It’s a movement.
What if it’s about showing up, falling, and finding the strength to keep going?
Inspired by Camus’ The Myth of Sisyphus, Better is a new musical that explores the struggle for meaning through the lens of a triathlon in New York City. Athletes from all walks of life push their limits—not just against the race, but against themselves.
This is more than a competition. It’s a test of resilience, of belief, of how we keep moving forward when everything tells us to stop.
It’s about showing up again, and again, and again.
The athletes.
The music.
The music of Better moves like the race itself—tense, unpredictable, and relentless. It begins in quiet hesitation, in the fragile intimacy of Love is a Feeling, where Mary and Victor collide in a moment neither fully understands. It deepens into Silence, where Victor, broken and lost, finally faces the pain he spent a lifetime outrunning. And it rises into Better, Victoria’s battle cry, a challenge to the world to stop accepting what is and start fighting for what could be.
The course.
The race begins in Luna Park, where the neon lights of a faded amusement park flicker against the dark sky. Athletes plunge into the Atlantic at Brighton Beach, fighting the tide before emerging onto the boardwalk, shedding their past like a second skin.
From there, the bike course stretches across bridges, cemeteries, and storm-lashed highways, winding through the heart of the city to the shadow of the World Trade Center. From there, they run past the ghosts of history and the unrealized plans of a city that was never built, chasing something more than a finish line.

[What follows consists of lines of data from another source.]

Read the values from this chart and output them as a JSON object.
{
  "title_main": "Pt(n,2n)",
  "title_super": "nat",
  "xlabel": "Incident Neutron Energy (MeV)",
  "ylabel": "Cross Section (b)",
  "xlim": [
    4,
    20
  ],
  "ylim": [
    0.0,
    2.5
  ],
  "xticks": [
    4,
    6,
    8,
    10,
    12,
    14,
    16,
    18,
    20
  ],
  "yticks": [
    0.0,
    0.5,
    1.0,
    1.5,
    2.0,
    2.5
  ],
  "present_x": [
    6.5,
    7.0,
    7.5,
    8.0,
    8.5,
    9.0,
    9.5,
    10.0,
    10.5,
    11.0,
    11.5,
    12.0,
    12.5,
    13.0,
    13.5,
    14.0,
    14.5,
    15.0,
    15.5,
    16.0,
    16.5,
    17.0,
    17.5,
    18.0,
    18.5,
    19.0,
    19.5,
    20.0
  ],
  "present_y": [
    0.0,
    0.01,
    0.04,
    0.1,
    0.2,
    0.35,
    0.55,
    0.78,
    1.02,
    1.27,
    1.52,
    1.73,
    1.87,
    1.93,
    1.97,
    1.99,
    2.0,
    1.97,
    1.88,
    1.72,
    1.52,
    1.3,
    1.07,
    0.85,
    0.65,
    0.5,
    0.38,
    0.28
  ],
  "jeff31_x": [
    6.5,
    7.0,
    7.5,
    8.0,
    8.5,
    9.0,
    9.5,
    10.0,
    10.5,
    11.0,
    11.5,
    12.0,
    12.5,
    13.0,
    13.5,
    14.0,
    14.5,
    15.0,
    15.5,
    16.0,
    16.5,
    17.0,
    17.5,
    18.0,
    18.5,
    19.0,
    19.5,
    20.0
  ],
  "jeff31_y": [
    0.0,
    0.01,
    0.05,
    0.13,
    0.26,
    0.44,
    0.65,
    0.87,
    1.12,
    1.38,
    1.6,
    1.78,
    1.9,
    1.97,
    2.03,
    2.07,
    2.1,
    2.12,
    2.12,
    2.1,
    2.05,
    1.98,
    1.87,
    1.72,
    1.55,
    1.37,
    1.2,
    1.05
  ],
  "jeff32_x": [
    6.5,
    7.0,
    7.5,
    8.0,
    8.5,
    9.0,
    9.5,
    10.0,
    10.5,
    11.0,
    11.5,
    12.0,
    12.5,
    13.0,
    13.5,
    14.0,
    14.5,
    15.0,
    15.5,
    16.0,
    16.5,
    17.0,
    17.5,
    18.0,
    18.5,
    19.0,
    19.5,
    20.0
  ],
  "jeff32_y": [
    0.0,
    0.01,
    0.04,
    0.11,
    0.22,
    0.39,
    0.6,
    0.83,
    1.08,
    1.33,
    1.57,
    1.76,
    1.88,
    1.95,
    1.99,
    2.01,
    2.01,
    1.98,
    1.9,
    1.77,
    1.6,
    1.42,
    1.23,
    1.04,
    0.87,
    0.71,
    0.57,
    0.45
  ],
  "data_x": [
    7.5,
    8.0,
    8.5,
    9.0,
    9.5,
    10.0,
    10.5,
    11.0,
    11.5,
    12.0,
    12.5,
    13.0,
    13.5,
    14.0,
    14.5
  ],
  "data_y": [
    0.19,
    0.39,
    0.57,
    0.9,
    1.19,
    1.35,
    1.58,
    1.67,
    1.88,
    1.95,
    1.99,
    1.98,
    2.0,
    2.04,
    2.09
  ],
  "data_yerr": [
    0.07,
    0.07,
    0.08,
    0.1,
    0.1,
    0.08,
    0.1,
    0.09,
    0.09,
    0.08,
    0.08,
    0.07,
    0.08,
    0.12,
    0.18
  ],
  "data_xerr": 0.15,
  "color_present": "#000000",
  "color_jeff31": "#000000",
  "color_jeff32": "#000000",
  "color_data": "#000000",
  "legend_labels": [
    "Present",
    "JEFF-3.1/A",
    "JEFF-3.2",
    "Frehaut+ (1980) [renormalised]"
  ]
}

This is not just a test of speed. It’s a confrontation with the past, the body, and the will to keep moving forward.
Swim Course
The race begins in the cold, pre-dawn waters of the Atlantic. Athletes wade into the surf at Brighton Beach, the skyline of Luna Park glowing faintly behind them. The ocean is dark, restless, indifferent to their nerves. At the cannon shot, they plunge forward, their bodies breaking the surface, arms slicing through the waves. The tide pulls hard, threatening to drag them off course. Some fight it. Some surrender, letting the water carry them until they can no longer tell if they are moving forward or simply being moved. Buoy by buoy, they push ahead, swallowing salt, gasping for breath, searching for rhythm in the chaos. For many, this is the moment of doubt—the place where the mind whispers, Turn back. But the shore is behind them now. The only way out is through.
Bike Course
The ride out of Luna Park is fast, smooth, deceptively effortless—until they hit the Verrazano Bridge, its massive incline pulling at their legs as the morning wind cuts across the steel. From there, it’s a sprint through Staten Island’s industrial corridors, passing through Bloomfield Park before looping back toward the city. They surge through Brooklyn’s forgotten avenues, past the ghosts of abandoned projects, into the Cemetery Belt, where the skyline gives way to endless rows of the dead. The pavement fractures as they hit the Cross Bronx Expressway, potholes opening like wounds beneath their wheels. By the time they reach Van Cortlandt Park, they are riding on empty, pushing toward the West Side Highway, chasing the last stretch of daylight as they descend into the shadow of the World Trade Center.
Run Course
The body breaks first, then the mind. The marathon begins in the Financial District, where the streets are tight, the echoes of footfalls bouncing between glass towers. Runners thread their way north, through the grid of Union Square, where the crowds grow denser, the noise swelling, time slipping. By the time they reach Times Square, reality distorts. The neon billboards flicker, the city bends. Runners loop through the same stretch twice—once on the way up, once on the way back—as if trapped inside a world that refuses to move forward. But the clock does not stop. The finish line waits in Central Park, waiting to see who will cross it.